Translink has decided to continue operating the 480 bus line with peak-periods service only, reversing an earlier proposal to cancel the route altogether. The target frequency will remain the same, with buses arriving approximately every 12 minutes.
“During the a.m./p.m. peak commute times when there is most demand for the services, we recommend that the 480 stay in place,” said Rex Hodgson, a senior planner with Translink.
The 480 runs directly from Bridgeport Station to UBC, and is one of the main bus routes that students from Richmond and beyond take to get to campus. Cancelling it would have meant students travelling from Richmond would have to take the Canada Line and transfer to buses towards UBC.
Clear opposition during consultation process
Opposition from UBC students and a concerted lobbying effort by the AMS contributed to Translink reversing its original proposal, according to Hodgson.
When the proposed cancellation was made public for consultation over the summer, students expressed dissatisfaction online. Posters were also found at UBC Exchange Bay 6 — the route’s stop — encouraging people to fill out the online survey on Translink’s website.
Out of over 3,200 people who completed consultation surveys on the 36 proposals contained in phase one of the plan, over half of respondents submitted feedback related to the 480 bus route. Hodgson also pointed out that the majority of people who take the 480 are UBC students and staff, and that it is “pretty clear” that students were among those expressing displeasure with the original proposal to cancel the 480.

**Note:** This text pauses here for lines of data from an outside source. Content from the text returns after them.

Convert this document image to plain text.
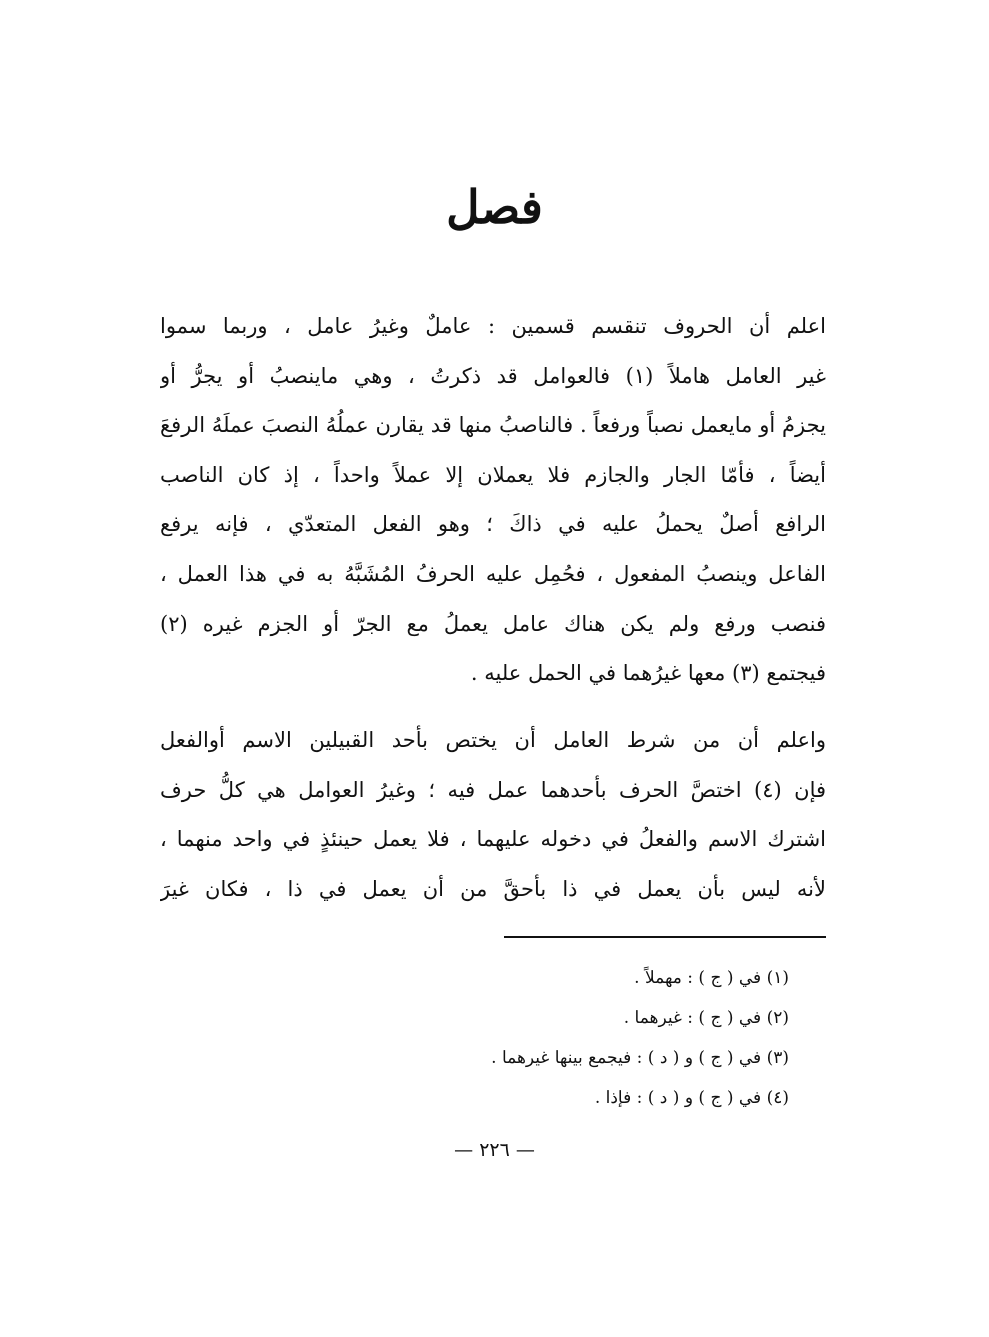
فصل
اعلم أن الحروف تنقسم قسمين : عاملٌ وغيرُ عامل ، وربما سموا
غير العامل هاملاً (١) فالعوامل قد ذكرتُ ، وهي ماينصبُ أو يجرُّ أو
يجزمُ أو مايعمل نصباً ورفعاً . فالناصبُ منها قد يقارن عملُهُ النصبَ عملَهُ الرفعَ
أيضاً ، فأمّا الجار والجازم فلا يعملان إلا عملاً واحداً ، إذ كان الناصب
الرافع أصلٌ يحملُ عليه في ذاكَ ؛ وهو الفعل المتعدّي ، فإنه يرفع
الفاعل وينصبُ المفعول ، فحُمِل عليه الحرفُ المُشَبَّهُ به في هذا العمل ،
فنصب ورفع ولم يكن هناك عامل يعملُ مع الجرّ أو الجزم غيره (٢)
فيجتمع (٣) معها غيرُهما في الحمل عليه .
واعلم أن من شرط العامل أن يختص بأحد القبيلين الاسم أوالفعل
فإن (٤) اختصَّ الحرف بأحدهما عمل فيه ؛ وغيرُ العوامل هي كلُّ حرف
اشترك الاسم والفعلُ في دخوله عليهما ، فلا يعمل حينئذٍ في واحد منهما ،
لأنه ليس بأن يعمل في ذا بأحقَّ من أن يعمل في ذا ، فكان غيرَ
(١) في ( ج ) : مهملاً .
(٢) في ( ج ) : غيرهما .
(٣) في ( ج ) و ( د ) : فيجمع بينها غيرهما .
(٤) في ( ج ) و ( د ) : فإذا .
— ٢٢٦ —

“All of it was concerns with what we were proposing,” he said. “We took that into account and modified the proposals accordingly.”
The AMS was also heavily involved in the consultation process.
After receiving emails from students expressing dissatisfaction that their commute from Richmond would be disrupted, AMS reached out to students to better understand the issue. It also conducted a social media campaign encouraging students to complete Translink’s online survey.
The AMS then sent a five-page letter to Translink outlining student concerns, including increased congestion on the Canada Line, the inconvenience of additional transfers and longer commute times.
“Although the 480 may have decreased slightly in overall ridership, it remains a key connection for riders from Richmond, Surrey, Tsawwassen, White Rock, and beyond,” reads the letter. “This indicates that the value of the 480 remains, especially to students of UBC who commute to the university from East/Westbound areas.”
It also offers alternative suggestions, such as rerouting the bus line, limiting operations to peak hours and reducing the number of stops.
In the end, Translink accepted a suggestion from AMS that the 480 be switched to peak-period only service.
“AMS asked if we could consider keeping the 480 as a peak period service, so that’s exactly what we’re doing,” Hodgson said. “In the future, the 480 will continue to be there during peak periods when people rely on it the most.”
AMS VP External Sally Lin believes this is a clear demonstration of AMS succeeding at its mandate to represent students.
“I think this is a very good example of what the AMS is able to do for its students in terms of transit advocacy,” said Lin. “Obviously the 480 is just one bus route and I think we can do so much more beyond that.”
She encouraged students to continue to communicate their concerns to AMS, so that the society can do a better job of advocating for students.
“It’s so important for students to tell us what they see as important and what they need and want because AMS is in a position where we’re really able to convey the student interest to decision-making bodies,” Lin said.
Students who rely on the 480 for their commute to and from UBC are happy with the decision.
Eman Gill travels from Surrey to UBC and already takes two buses during her two-hour commute. The third-year science and applied nursing student said that cancelling the 480 bus would have meant an even longer commute with more transfers.
“I think it would have made it longer, about 15 to 20 minutes longer with two or three more transfers,” Gill said. “Very inconvenient.
“I’m relieved because it saves my time and energy.”
Others, like second-year arts student Vivian Thieu, also expressed relief in being able to avoid taking the SkyTrain during peak periods.
“It’s crowded, especially during the times when school ends,” she said. “It takes forever to get on the platforms, and it’s hot and sweaty.”
Translink will now seek endorsement of the Southwest Area Transit Plan from local city councils in Richmond, Delta and Tsawwassen First Nation. It expects the plan to be finalized and implemented in early 2018.